Navy to deploy autonomous gliders
In October, the EU warned of insufficient protection of submarine cables and shortly thereafter announced plans to lay submarine cables across the Arctic to Asia. How to protect these cables and other critical infrastructure has now been demonstrated by the German Navy.
Specifically, a Bundeswahr video talks about the dangers posed by war on the ocean floor and the importance of deep-sea cables. In it, Frank Menning, head of Wehrtechnische Dienststelle 71 (WTD), answers questions about autonomous underwater gliders that collect data on critical infrastructure underwater and transmit it to the appropriate situation center once a day, among other things.
Monitoring the critical infrastructure in the Baltic Sea alone is difficult because of the vast areas involved, Menning admits.
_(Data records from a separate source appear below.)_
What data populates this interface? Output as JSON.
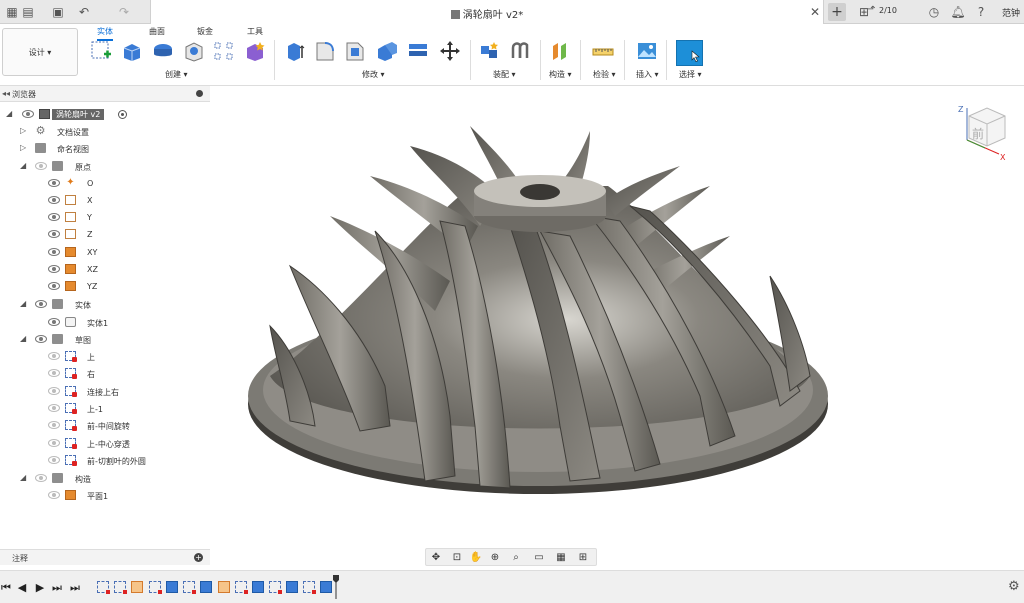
{
  "document": {
    "title": "涡轮扇叶 v2*",
    "job_status": "2/10",
    "user": "范钟"
  },
  "ribbon": {
    "workspace": "设计 ▾",
    "tabs": [
      "实体",
      "曲面",
      "钣金",
      "工具"
    ],
    "groups": [
      "创建 ▾",
      "修改 ▾",
      "装配 ▾",
      "构造 ▾",
      "检验 ▾",
      "插入 ▾",
      "选择 ▾"
    ]
  },
  "browser": {
    "title": "浏览器",
    "root": "涡轮扇叶 v2",
    "items": [
      {
        "label": "文档设置"
      },
      {
        "label": "命名视图"
      },
      {
        "label": "原点"
      },
      {
        "label": "O"
      },
      {
        "label": "X"
      },
      {
        "label": "Y"
      },
      {
        "label": "Z"
      },
      {
        "label": "XY"
      },
      {
        "label": "XZ"
      },
      {
        "label": "YZ"
      },
      {
        "label": "实体"
      },
      {
        "label": "实体1"
      },
      {
        "label": "草图"
      },
      {
        "label": "上"
      },
      {
        "label": "右"
      },
      {
        "label": "连接上右"
      },
      {
        "label": "上-1"
      },
      {
        "label": "前-中间旋转"
      },
      {
        "label": "上-中心穿透"
      },
      {
        "label": "前-切割叶的外圆"
      },
      {
        "label": "构造"
      },
      {
        "label": "平面1"
      }
    ]
  },
  "comments": {
    "title": "注释"
  },
  "viewcube": {
    "face": "前",
    "axes": [
      "Z",
      "X"
    ]
  },
  "colors": {
    "accent": "#0a6fd8",
    "select": "#1d8fd8"
  }
}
At the moment, he is working on a concept with these gliders, which operate autonomously and monitor the seabed.
In addition, there are so-called sea cats or seecats, which can only stay underwater for a few hours, but can fly the length of cables and pipelines underwater and monitor them. In doing so, they move about 10 meters above the infrastructure and collect data on conditions using cameras or sonar.
Other technologies for underwater reconnaissance
Furthermore, Menning speaks of the AIS system (Automatic Identification System), with which every larger ship is equipped. Here, he says, it is possible to evaluate the data and, especially in the case of ships that “do funny things” such as warships, to evaluate them and detect anomalies.
With the help of satellites and sensors, it would also be possible to detect indirect signatures of submarines and thus map a 3D structure underwater to keep an eye on what is happening below the surface of the sea.
The goal, he said, is to strengthen its position in the field of underwater surveillance so that something like the Nordstream gas pipeline blowup does not happen again and is detected early on. Autonomous harbor monitoring is also to be set up as part of the “Harbour Protection” project.